Suivant prudemment et pas à pas cet Oriental érudit, nous commencerons
donc la série à laquelle il fait allusion par l'HISTOIRE DU CARTON À
CHAPEAU.




LE DIAMANT DU RAJAH




HISTOIRE D'UN CARTON À CHAPEAU


Jusqu'à l'âge de seize ans, d'abord dans un collège particulier, puis
dans une de ces grandes écoles pour lesquelles l'Angleterre est
justement renommée, Harry Hartley avait reçu l'instruction habituelle
d'un gentleman. À cette époque, il manifesta un dégoût tout particulier
pour l'étude et, le seul parent qui lui restât étant à la fois faible et
ignorant, il fut autorisé à perdre son temps, désormais, c'est-à-dire
qu'il ne cultiva plus que ces petits talents dits d'agrément qui
contribuent à l'élégance.

Deux années plus tard, demeuré seul au monde, il tomba presque dans la
misère. Ni la nature ni l'éducation n'avaient préparé Harry au moindre
effort. Il pouvait chanter des romances et s'accompagner lui-même
discrètement au piano; bien que timide, c'était un gracieux cavalier; il
avait un goût prononcé pour les échecs, et la nature l'avait doué de
l'extérieur le plus agréable, encore qu'un peu efféminé. Son visage
blond et rose, avec des yeux de tourterelle et un sourire tendre,
exprimait un séduisant mélange de douceur et la mélancolie; mais, pour
tout dire, il n'était homme ni à conduire des armées ni à diriger les
conseils d'un État.

Une chance heureuse et quelques puissantes influences lui firent
atteindre la position de secrétaire particulier du major général, sir
Thomas Vandeleur. Sir Thomas était un homme de soixante ans, à la voix
forte, au caractère violent et impérieux. Pour quelque raison, en
récompense de certain service, sur la nature duquel on fit souvent de
perfides insinuations qui provoquèrent autant de démentis, le rajah de
Kashgar avait autrefois offert à cet officier un diamant, évalué le
sixième du monde entier, sous le rapport de la valeur et de la beauté.
Ce don magnifique transforma un homme pauvre en homme riche et fit d'un
soldat obscur l'un des lions de la société de Londres.
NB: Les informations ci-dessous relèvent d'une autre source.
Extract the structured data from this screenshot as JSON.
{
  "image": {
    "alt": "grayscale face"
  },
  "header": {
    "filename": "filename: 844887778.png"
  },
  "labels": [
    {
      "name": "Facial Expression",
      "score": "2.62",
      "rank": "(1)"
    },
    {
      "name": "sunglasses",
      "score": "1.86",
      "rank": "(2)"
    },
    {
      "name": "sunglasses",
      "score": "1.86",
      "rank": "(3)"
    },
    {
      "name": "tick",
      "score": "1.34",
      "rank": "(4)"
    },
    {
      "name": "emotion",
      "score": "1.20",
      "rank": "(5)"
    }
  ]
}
Le diamant du
Rajah fut un talisman grâce auquel son possesseur pénétra dans les
cercles les plus exclusifs. Il arriva même qu'une jeune fille, belle et
bien née, voulut avoir le droit d'appeler sien le diamant merveilleux,
fût-ce au prix d'un mariage avec le butor insupportable qui avait nom
Vandeleur. On citait à ce propos le proverbe: «Qui se ressemble
s'assemble.» Un joyau, en effet, avait attiré l'autre; non seulement
lady Vandeleur était par elle-même un diamant de la plus belle eau, mais
encore elle se montrait sertie, pour ainsi dire, dans la plus somptueuse
monture; maintes autorités respectables l'avaient proclamée l'une des
trois ou quatre femmes de toute l'Angleterre qui s'habillaient le mieux.